Guide to Gradient Descent in 3 Steps and 12 Drawings

Everyone knows about gradient descent. But… Do you really know how it works? Have you already implemented the algorithm by yourself?

Using modules and all, it’s cool.

But understanding what’s behind the python functions, it’s way better!

In this article, I’ll guide you through gradient descent in 3 steps:

  1. Gradient descent, what is it exactly?
  2. How does it work?
  3. What are the common pitfalls?

The only prerequisite to this article is to know what a derivative is.

What is Gradient Descent?

It is an algorithm used to find the minimum of a function.

That’s called an optimization problem and this one is huge in mathematics.

It’s also the case in data science, especially when we’re trying to compute the estimator of maximum likelihood.

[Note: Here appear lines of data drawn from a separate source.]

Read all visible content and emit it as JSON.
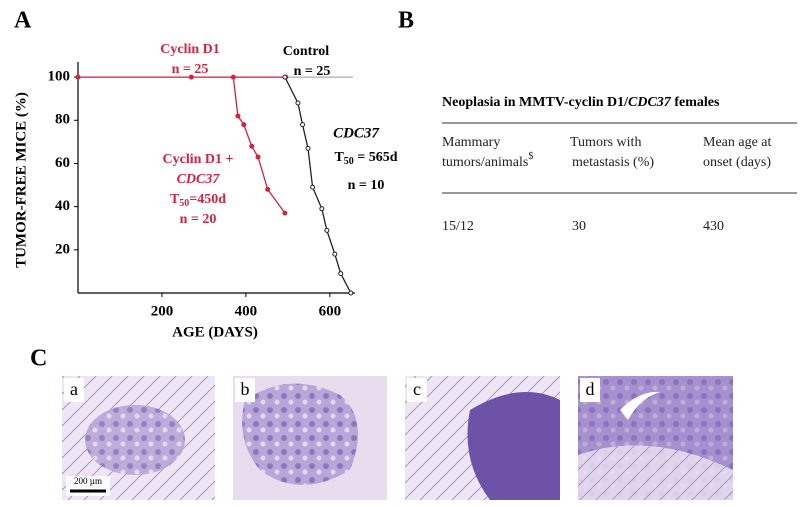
{
  "panel_labels": [
    "A",
    "B",
    "C"
  ],
  "chart_data": {
    "type": "line",
    "y_label": "TUMOR-FREE MICE (%)",
    "x_label": "AGE (DAYS)",
    "xlim": [
      0,
      660
    ],
    "xticks": [
      200,
      400,
      600
    ],
    "ylim": [
      0,
      107
    ],
    "yticks": [
      20,
      40,
      60,
      80,
      100
    ],
    "series": [
      {
        "name": "Control",
        "color": "#999999",
        "x": [
          0,
          655
        ],
        "values": [
          100,
          100
        ]
      },
      {
        "name": "Cyclin D1",
        "color": "#d0243f",
        "x": [
          0,
          270,
          495
        ],
        "values": [
          100,
          100,
          100
        ]
      },
      {
        "name": "Cyclin D1 +",
        "color": "#d0243f",
        "x": [
          370,
          381,
          395,
          414,
          429,
          452,
          493
        ],
        "values": [
          100,
          82,
          78,
          68,
          63,
          48,
          37
        ]
      },
      {
        "name": "CDC37",
        "color": "#222222",
        "x": [
          493,
          524,
          535,
          548,
          559,
          581,
          593,
          612,
          626,
          650
        ],
        "values": [
          100,
          88,
          78,
          67,
          49,
          39,
          29,
          18,
          9,
          0
        ]
      }
    ],
    "annotations": [
      "n = 25",
      "n = 25",
      "CDC37",
      "T",
      "50",
      "=450d",
      "n = 20",
      "T",
      "50",
      " = 565d",
      "n = 10"
    ]
  },
  "table": {
    "title": [
      "Neoplasia in MMTV-cyclin D1/",
      "CDC37",
      " females"
    ],
    "columns": [
      [
        "Mammary",
        "tumors/animals",
        "$"
      ],
      [
        "Tumors with",
        "metastasis (%)"
      ],
      [
        "Mean age at",
        "onset (days)"
      ]
    ],
    "rows": [
      [
        "15/12",
        "30",
        "430"
      ]
    ]
  },
  "images": {
    "labels": [
      "a",
      "b",
      "c",
      "d"
    ],
    "scale_bar": "200 µm"
  }
}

The kind of thing we’re doing every day.

Oh and.. of course, finding a minimum, or a maximum, it’s the same thing. You only need to change the sign.

.

Remember high school?

You learned a way to find the minimum of a function:

  • Compute the first-order derivative.
  • Solve the equation derivative = 0 to find the inflection points.
  • Compute the second-order derivative in these points. When it’s positive, it’s a minimum. If it’s negative, it’s a maximum.

Ok, cool.

This technique works well.

EXCEPT…

…when the functions are so complex that it’s impossible to solve!

Typically when you’re doing machine learning or deep learning.

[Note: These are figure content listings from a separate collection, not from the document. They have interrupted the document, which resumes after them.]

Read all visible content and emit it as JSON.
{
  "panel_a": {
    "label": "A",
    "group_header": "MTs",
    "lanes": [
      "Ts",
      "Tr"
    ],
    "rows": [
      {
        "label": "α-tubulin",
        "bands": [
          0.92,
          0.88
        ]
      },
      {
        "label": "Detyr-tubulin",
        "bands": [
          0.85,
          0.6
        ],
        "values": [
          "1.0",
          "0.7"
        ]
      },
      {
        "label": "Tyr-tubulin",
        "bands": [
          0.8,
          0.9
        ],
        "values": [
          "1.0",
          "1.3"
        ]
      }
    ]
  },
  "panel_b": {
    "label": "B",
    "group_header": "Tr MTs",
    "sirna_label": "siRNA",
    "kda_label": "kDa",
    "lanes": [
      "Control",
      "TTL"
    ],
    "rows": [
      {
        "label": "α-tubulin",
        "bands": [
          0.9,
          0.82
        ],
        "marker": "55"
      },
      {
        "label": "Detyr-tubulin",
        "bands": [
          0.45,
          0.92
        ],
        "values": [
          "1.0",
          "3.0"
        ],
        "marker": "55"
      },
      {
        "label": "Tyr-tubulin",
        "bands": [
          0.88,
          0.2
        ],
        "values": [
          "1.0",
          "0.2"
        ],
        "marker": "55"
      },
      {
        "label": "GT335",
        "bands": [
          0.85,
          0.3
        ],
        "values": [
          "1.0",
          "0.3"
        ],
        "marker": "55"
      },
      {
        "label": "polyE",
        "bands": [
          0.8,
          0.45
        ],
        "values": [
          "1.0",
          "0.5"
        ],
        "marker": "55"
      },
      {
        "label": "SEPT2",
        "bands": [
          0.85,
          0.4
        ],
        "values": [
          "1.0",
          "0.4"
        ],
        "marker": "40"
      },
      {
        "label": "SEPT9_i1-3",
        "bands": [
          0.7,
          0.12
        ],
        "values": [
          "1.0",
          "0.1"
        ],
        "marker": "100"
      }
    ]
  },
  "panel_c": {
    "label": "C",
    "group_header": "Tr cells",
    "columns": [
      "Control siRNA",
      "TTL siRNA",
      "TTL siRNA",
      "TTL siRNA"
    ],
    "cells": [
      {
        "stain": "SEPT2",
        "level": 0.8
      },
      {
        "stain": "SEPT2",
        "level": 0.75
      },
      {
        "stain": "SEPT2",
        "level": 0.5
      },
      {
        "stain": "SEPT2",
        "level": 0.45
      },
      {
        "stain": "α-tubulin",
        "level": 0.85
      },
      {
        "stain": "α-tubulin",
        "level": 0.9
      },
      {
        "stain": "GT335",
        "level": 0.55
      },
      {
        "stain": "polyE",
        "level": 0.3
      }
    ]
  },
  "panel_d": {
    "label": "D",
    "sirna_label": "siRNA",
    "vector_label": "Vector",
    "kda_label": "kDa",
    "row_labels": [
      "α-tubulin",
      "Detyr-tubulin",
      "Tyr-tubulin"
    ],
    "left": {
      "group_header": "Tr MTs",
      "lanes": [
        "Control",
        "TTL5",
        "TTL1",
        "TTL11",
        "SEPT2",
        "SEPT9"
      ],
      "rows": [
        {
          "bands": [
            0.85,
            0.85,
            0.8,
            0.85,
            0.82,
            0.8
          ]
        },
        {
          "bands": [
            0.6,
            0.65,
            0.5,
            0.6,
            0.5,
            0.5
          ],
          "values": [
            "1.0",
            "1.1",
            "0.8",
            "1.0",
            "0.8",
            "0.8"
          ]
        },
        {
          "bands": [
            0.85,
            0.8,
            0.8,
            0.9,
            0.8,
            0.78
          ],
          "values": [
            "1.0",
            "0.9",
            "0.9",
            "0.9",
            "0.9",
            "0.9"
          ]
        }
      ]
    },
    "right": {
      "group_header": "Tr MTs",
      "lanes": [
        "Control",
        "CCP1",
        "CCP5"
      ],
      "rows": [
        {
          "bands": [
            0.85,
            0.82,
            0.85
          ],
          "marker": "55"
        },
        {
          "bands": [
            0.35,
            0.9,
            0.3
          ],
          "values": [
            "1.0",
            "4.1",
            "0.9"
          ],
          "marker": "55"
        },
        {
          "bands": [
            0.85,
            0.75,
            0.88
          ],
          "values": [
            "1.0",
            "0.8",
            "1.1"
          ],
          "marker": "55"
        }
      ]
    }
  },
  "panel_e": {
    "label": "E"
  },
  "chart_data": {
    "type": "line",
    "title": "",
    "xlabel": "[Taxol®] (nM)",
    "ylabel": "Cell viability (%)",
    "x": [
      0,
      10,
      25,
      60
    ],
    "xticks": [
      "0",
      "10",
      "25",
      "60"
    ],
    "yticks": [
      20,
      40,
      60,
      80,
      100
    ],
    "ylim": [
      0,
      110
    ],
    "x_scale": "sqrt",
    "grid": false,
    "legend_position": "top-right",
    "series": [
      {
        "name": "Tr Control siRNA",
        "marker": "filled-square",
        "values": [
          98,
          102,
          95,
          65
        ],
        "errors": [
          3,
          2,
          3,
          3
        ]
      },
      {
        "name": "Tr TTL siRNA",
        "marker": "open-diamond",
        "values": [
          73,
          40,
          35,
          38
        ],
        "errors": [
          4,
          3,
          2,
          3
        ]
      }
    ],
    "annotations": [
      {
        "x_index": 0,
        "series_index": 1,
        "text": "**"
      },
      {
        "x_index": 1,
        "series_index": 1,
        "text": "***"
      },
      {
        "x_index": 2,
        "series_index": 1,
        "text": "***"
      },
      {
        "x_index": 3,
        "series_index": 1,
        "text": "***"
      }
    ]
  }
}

In these cases, we do gradient descent. That’s an approach:

  • algorithmic
  • iterative
  • that works rather well in most cases

I’m adding this last point because sometimes it doesn’t work. Fortunately, there are extensions to solve these issues.

We won’t discuss them too much in this article, but we’ll see the most common problems you will probably encounter.

How does it work?

Let’s start with an intuitive explanation. Then we’ll do the math.

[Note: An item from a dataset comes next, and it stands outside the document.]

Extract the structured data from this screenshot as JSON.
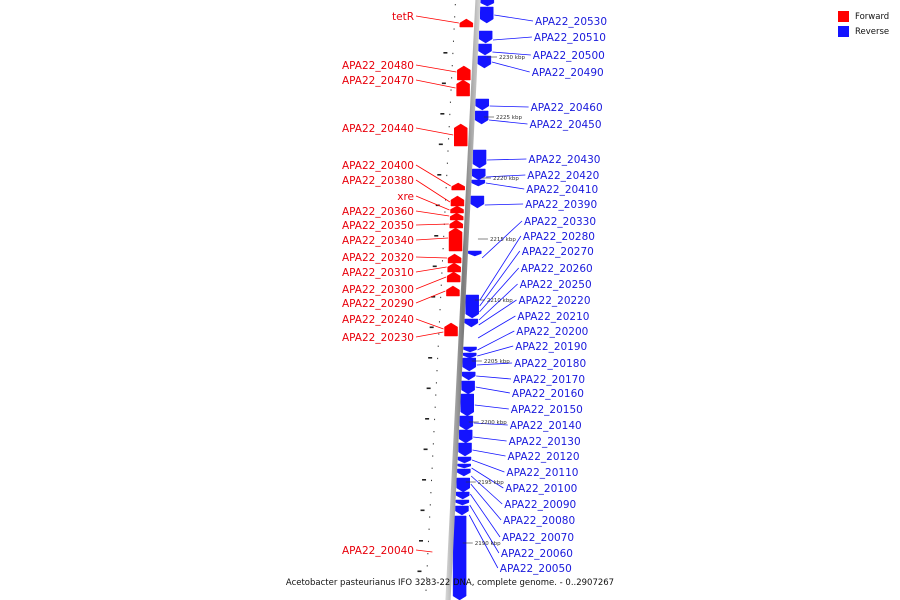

Imagine you are a skier on a mountain.

And you want to find the lowest point around you, i.e. finding the place with minimal altitude.

Fonction

Your approach will be to face the descending slope, and boom you go ahead in this direction for a few minutes.

..

A few minutes later, you’re in a new place.

Once again, you face the descending slope and go ahead for another couple of minutes.

And again.. and again.

After some time, since you keep going down, you will be at the lowest point. Inevitably.

Easy!

What about the math?

Mathematically, the slope is the derivative:

Fonction

The value of the derivative is the inclination of the slope at a specific point.

So:

  • If the derivative is positive, it means the slope goes up (when going to the right!)
  • If the derivative is negative, it means the slope goes down.
  • If the derivative is equal to \(0\), it means it doesn’t go up or down.

Once you have the value of the slope, what do you do?

You go in the opposite direction!

  • Positive derivative => Go to the left.
  • Negative derivative => Go to the right.

If you got it, you know that on the drawing, we must go… to the left!

By how much?

But… should we do one step, two steps, or more? For how long?

In fact, we would like to do just one step, then reassess the situation, change direction, do another step, etc.

But this leads to a LOT of decisions, meaning it’s computationally heavy. Hence the algorithm will be too slow.

On the other hand, if you do too many steps at once, you’re at risk of going too far. Then you must go back, maybe going too far again, and so on, and never find the minimum.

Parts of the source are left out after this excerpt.